The availability of affordable child care is a major barrier for both employees trying to earn a living and employers seeking to hire and retain workers.
The Outdoor Discovery Center is partnering with Gentex to solve that problem for the Zeeland-based manufacturer and its employees. It is one of numerous partnerships the nature nonprofit has in the works.
The Gentex Discovery Preschool will be the first of its kind in the area due, in part, to its extended hours of operation. The center will be open to accommodate the children of both first and second shift workers, with a target capacity of up to 250 children per shift. Gentex plans to offer discounted child care rates as a benefit of employment.
“We continue to seek innovative ways to ensure Gentex is the employer of choice in West Michigan,” says Gentex President and CEO Steve Downing, calling the lack of availability and high cost of child care a barrier to employment. “The subsidized weekly cost for care will be much lower than typical child care rates in the market today.”
Children play at the existing natural playground of Little Hawks Preschool on the Outdoor Discovery Center campus.
Millions in public, private dollars
It has been almost 10 years since the Outdoor Discovery Center first offered its
nature-based preschool. Now, the nature education nonprofit’s preschools have several locations that serve nearly 400 children younger than 5.
The need still outstrips the availability of child care in Ottawa County.
More than 15,000 children in Ottawa County live in homes where all parents are in the workforce, according to the
2021 Community Assessment by the Greater Ottawa County United Way. However, the study says, the county has only 11,137 licensed child care openings, leaving a significant gap.
The Outdoor Discovery Center has been a prime mover in closing that gap. The nonprofit is working with Ottawa County to use $7.5 million in American Recovery and Reinvestment Act funds to create 1,000 new child care slots in the county. That money will be matched with $30 million from local business partners, Williams says.
“The goal was to do something transformational,” he says, calling the opportunity the federal money affords “once in a lifetime.”
The county board of commissioners approved the plan last week.
The ODC is also partnering with Stow Co. to move Seedlings Discovery Preschool into the company’s downtown building. The move into the company’s first floor will allow the preschool to expand, including into all-day preschool, something, Williams says, is something working families in the area sorely need.
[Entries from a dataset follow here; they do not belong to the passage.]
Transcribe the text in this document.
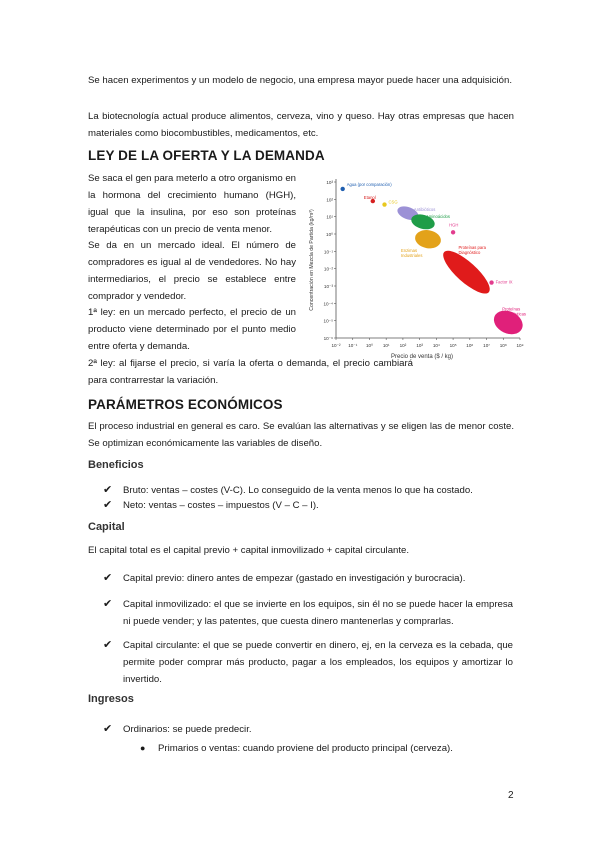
Se hacen experimentos y un modelo de negocio, una empresa mayor puede hacer una adquisición.

La biotecnología actual produce alimentos, cerveza, vino y queso. Hay otras empresas que hacen materiales como biocombustibles, medicamentos, etc.

LEY DE LA OFERTA Y LA DEMANDA

Se saca el gen para meterlo a otro organismo en la hormona del crecimiento humano (HGH), igual que la insulina, por eso son proteínas terapéuticas con un precio de venta menor.

Se da en un mercado ideal. El número de compradores es igual al de vendedores. No hay intermediarios, el precio se establece entre comprador y vendedor.

1ª ley: en un mercado perfecto, el precio de un producto viene determinado por el punto medio entre oferta y demanda.

2ª ley: al fijarse el precio, si varía la oferta o demanda, el precio cambiará para contrarrestar la variación.

10⁻² 10⁻¹ 10⁰ 10¹ 10² 10³ 10⁴ 10⁵ 10⁶ 10⁷ 10⁸ 10⁹
10³
10²
10¹
10⁰
10⁻¹
10⁻²
10⁻³
10⁻⁴
10⁻⁵
10⁻⁶
Agua (por comparación)
Etanol
CSG
Antibióticos
Aminoácidos
Enzimas Industriales
HGH
Proteínas para Diagnóstico
Factor IX
Proteínas Terapéuticas
Precio de venta ($ / kg)
Concentración en Mezcla de Partida (kg/m³)
PARÁMETROS ECONÓMICOS

El proceso industrial en general es caro. Se evalúan las alternativas y se eligen las de menor coste. Se optimizan económicamente las variables de diseño.

Beneficios
✔ Bruto: ventas – costes (V-C). Lo conseguido de la venta menos lo que ha costado.
✔ Neto: ventas – costes – impuestos (V – C – I).
Capital

El capital total es el capital previo + capital inmovilizado + capital circulante.

✔ Capital previo: dinero antes de empezar (gastado en investigación y burocracia).
✔ Capital inmovilizado: el que se invierte en los equipos, sin él no se puede hacer la empresa ni puede vender; y las patentes, que cuesta dinero mantenerlas y comprarlas.
✔ Capital circulante: el que se puede convertir en dinero, ej, en la cerveza es la cebada, que permite poder comprar más producto, pagar a los empleados, los equipos y amortizar lo invertido.
Ingresos
✔ Ordinarios: se puede predecir.
● Primarios o ventas: cuando proviene del producto principal (cerveza).
2
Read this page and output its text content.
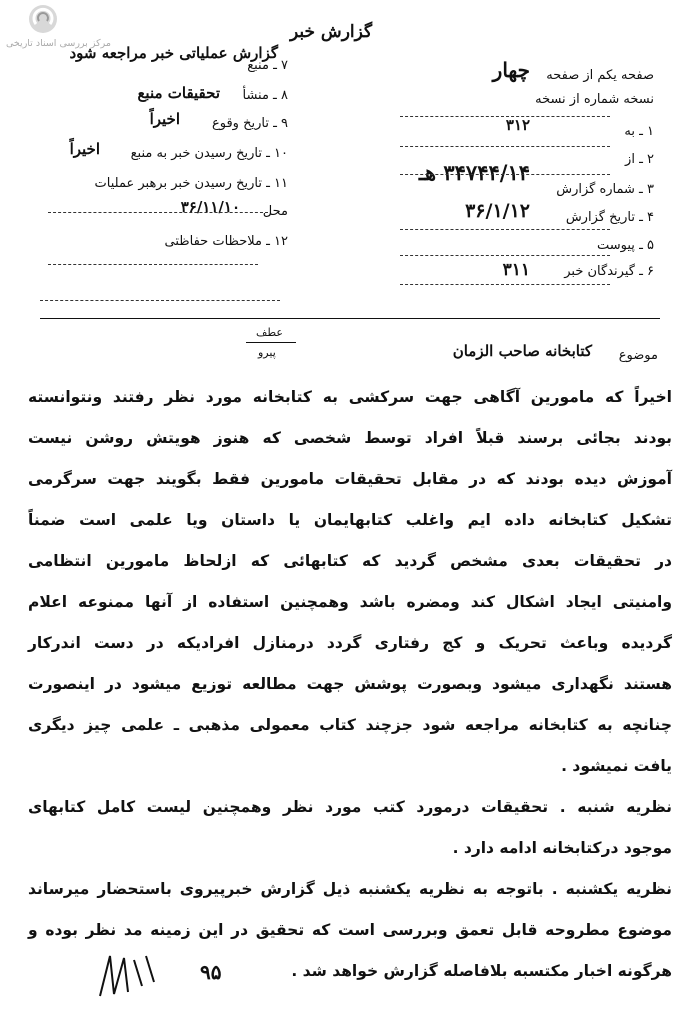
مرکز بررسی اسناد تاریخی
گزارش خبر
۷ ـ منبع
گزارش عملیاتی خبر مراجعه شود
۸ ـ منشأ
تحقیقات منبع
۹ ـ تاریخ وقوع
اخیراً
۱۰ ـ تاریخ رسیدن خبر به منبع
اخیراً
۱۱ ـ تاریخ رسیدن خبر برهبر عملیات
محل
۳۶/۱۱/۱۰
۱۲ ـ ملاحظات حفاظتی
صفحه یکم از صفحه
نسخه شماره از نسخه
چهار
۱ ـ به
۳۱۲
۲ ـ از
۳ ـ شماره گزارش
۳۴۷۴۴/۱۴ هـ
۴ ـ تاریخ گزارش
۳۶/۱/۱۲
۵ ـ پیوست
۶ ـ گیرندگان خبر
۳۱۱
عطف
پیرو	موضوع
کتابخانه صاحب الزمان
اخیراً که مامورین آگاهی جهت سرکشی به کتابخانه مورد نظر رفتند ونتوانسته
بودند بجائی برسند قبلاً افراد توسط شخصی که هنوز هویتش روشن نیست
آموزش دیده بودند که در مقابل تحقیقات مامورین فقط بگویند جهت سرگرمی
تشکیل کتابخانه داده ایم واغلب کتابهایمان یا داستان ویا علمی است ضمناً
در تحقیقات بعدی مشخص گردید که کتابهائی که ازلحاظ مامورین انتظامی
وامنیتی ایجاد اشکال کند ومضره باشد وهمچنین استفاده از آنها ممنوعه اعلام
گردیده وباعث تحریک و کج رفتاری گردد درمنازل افرادیکه در دست اندرکار
هستند نگهداری میشود وبصورت پوشش جهت مطالعه توزیع میشود در اینصورت
چنانچه به کتابخانه مراجعه شود جزچند کتاب معمولی مذهبی ـ علمی چیز دیگری
یافت نمیشود .
نظریه شنبه . تحقیقات درمورد کتب مورد نظر وهمچنین لیست کامل کتابهای
موجود درکتابخانه ادامه دارد .
نظریه یکشنبه . باتوجه به نظریه یکشنبه ذیل گزارش خبرپیروی باستحضار میرساند
موضوع مطروحه قابل تعمق وبررسی است که تحقیق در این زمینه مد نظر بوده و
هرگونه اخبار مکتسبه بلافاصله گزارش خواهد شد .
۹۵
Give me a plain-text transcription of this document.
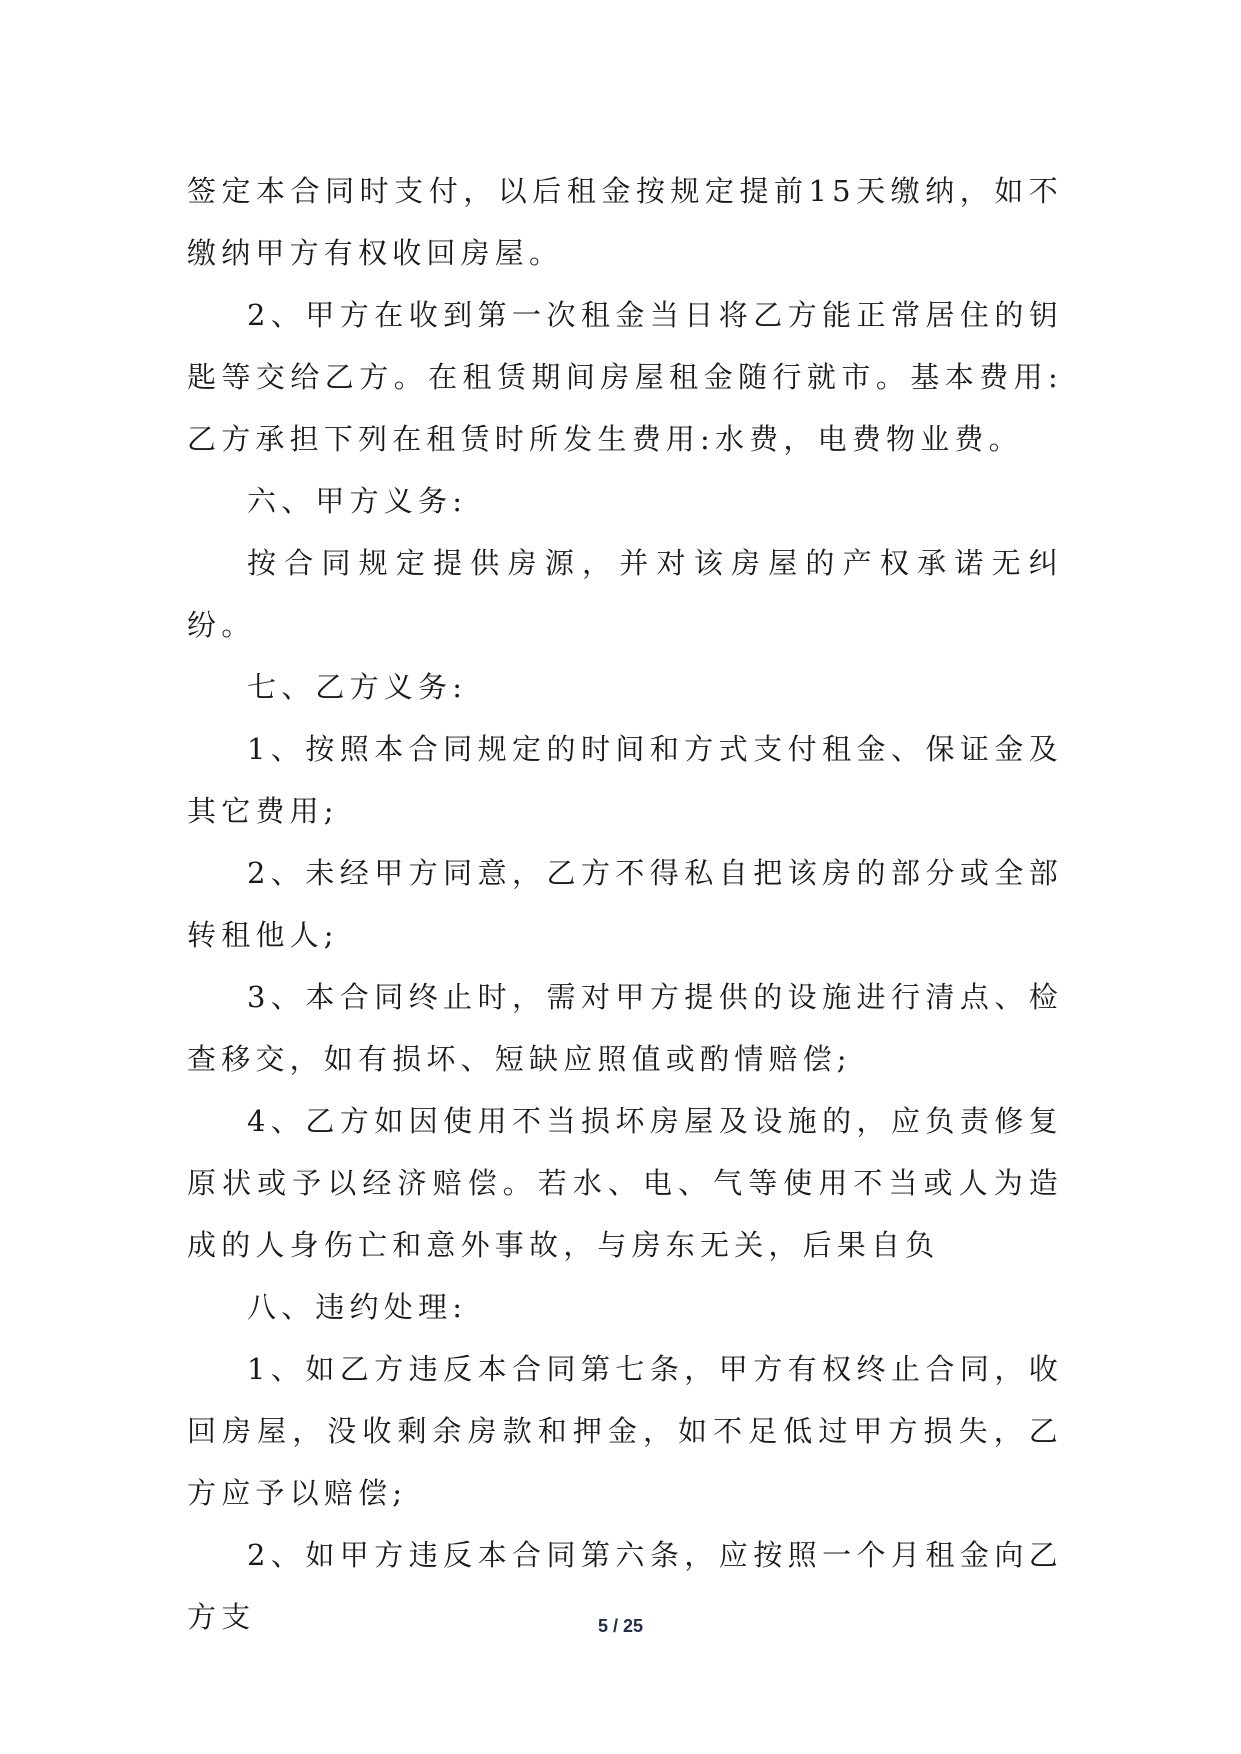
签定本合同时支付，以后租金按规定提前15天缴纳，如不缴纳甲方有权收回房屋。

2、甲方在收到第一次租金当日将乙方能正常居住的钥匙等交给乙方。在租赁期间房屋租金随行就市。基本费用:乙方承担下列在租赁时所发生费用:水费，电费物业费。

六、甲方义务:

按合同规定提供房源，并对该房屋的产权承诺无纠纷。

七、乙方义务:

1、按照本合同规定的时间和方式支付租金、保证金及其它费用;

2、未经甲方同意，乙方不得私自把该房的部分或全部转租他人;

3、本合同终止时，需对甲方提供的设施进行清点、检查移交，如有损坏、短缺应照值或酌情赔偿;

4、乙方如因使用不当损坏房屋及设施的，应负责修复原状或予以经济赔偿。若水、电、气等使用不当或人为造成的人身伤亡和意外事故，与房东无关，后果自负

八、违约处理:

1、如乙方违反本合同第七条，甲方有权终止合同，收回房屋，没收剩余房款和押金，如不足低过甲方损失，乙方应予以赔偿;

2、如甲方违反本合同第六条，应按照一个月租金向乙方支	5 / 25
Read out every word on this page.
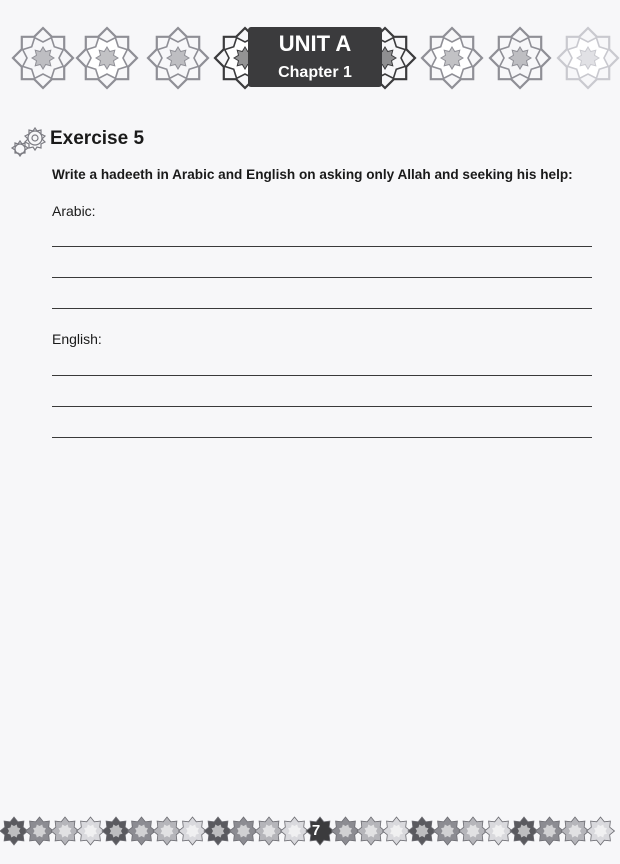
UNIT A
Chapter 1
Exercise 5
Write a hadeeth in Arabic and English on asking only Allah and seeking his help:
Arabic:
English:
7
For the past 2 and a half years, Seedlings found a home at Pillar Church. Demand for child care in the area necessitated expansion, Williams says, and the new location will allow Stow employees easy access to nature-based child care.
An open house 5-7:30 p.m. Dec. 5 will give the public a sneak peak at the expanded Seedlings Discovery Preschool at their new Stow Company location at 130 Central Ave.
“We’re strategically trying to put facilities in more areas of the community too, so they are accessible,” Williams says.
The new Sally Smoly Nature Playscape at Holland’s Window on the Waterfront is the downtown's first play space, and the Outdoor Discovery Center has more planned.
Nature based
The ODC preschools division will also operate the Gentex child care facility. ODC preschools provide nature-based child care and early childhood education programming. Children spend time outdoors each day, learning through active play and exploration.
“A nature-based education has been found to support a child’s physical, cognitive, and social-emotional development,” says ODC’s CEO Travis Williams. “It also helps instill an appreciation for our natural resources and the need to be caretakers of the world around us. … Quality child care can balance the achievement gap, reduce long-term educational costs, improve health outcomes, and much more.”
Groundbreaking for the Gentex Discovery Preschool is slated for the spring of 2023, with the facility projected to open sometime in 2024.
“If we want to have these transformational changes in the community, we have to rally around it and bring all the resources to the table,” Williams says. “If we want to make our community a place where people want to work and live, child care is a big piece of that.”